Bien que les Codes du travail visent à rationaliser la réglementation et à améliorer la facilité de faire des affaires, leurs inconvénients incluent un affaiblissement de l’influence syndicale, une réduction de la sécurité de l’emploi, une protection sociale limitée pour les travailleurs informels et des défis potentiels d’application, ce qui peut affecter l’équilibre entre les droits des travailleurs et la flexibilité industrielle en Inde.

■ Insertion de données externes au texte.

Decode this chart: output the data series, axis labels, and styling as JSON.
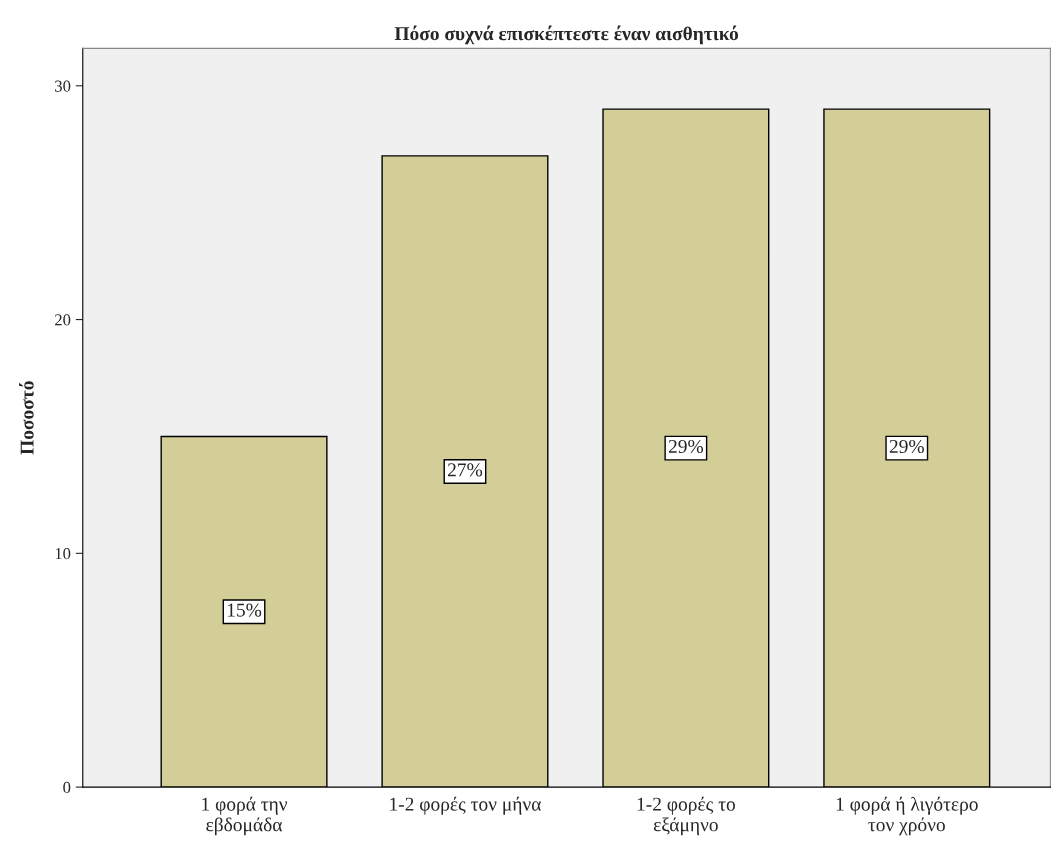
{
  "chart_data": {
    "type": "bar",
    "title": "Πόσο συχνά επισκέπτεστε έναν αισθητικό",
    "ylabel": "Ποσοστό",
    "categories": [
      "1 φορά την\nεβδομάδα",
      "1-2 φορές τον μήνα",
      "1-2 φορές το\nεξάμηνο",
      "1 φορά ή λιγότερο\nτον χρόνο"
    ],
    "values": [
      15,
      27,
      29,
      29
    ],
    "color": "#d3ce97",
    "value_labels": [
      "15%",
      "27%",
      "29%",
      "29%"
    ],
    "ylim": [
      0,
      31.6
    ],
    "yticks": [
      0,
      10,
      20,
      30
    ],
    "grid": false,
    "legend": false
  }
}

Ainsi, le Mouvement Chrétien des Travailleurs en Inde s’est opposé au gouvernement de l’Union par des manifestations, des rassemblements de travailleurs, des réunions publiques avec les décideurs, la remise de mémorandums et des actions de type Road roko avec des pièces de théâtre de rue, afin de réclamer l’abrogation des quatre Codes du travail et la réintroduction des 29 lois du travail précédentes.
Et dans votre pays, quelles sont les luttes prioritaires à conduire pour s’engager sur le chemin d’un travail digne et respectueux de la personne quel que soit son genre et son âge ?
Rédigé par :
G. Augustin MangalaRaj,
Membre du Conseil pour l’Asie du Sud.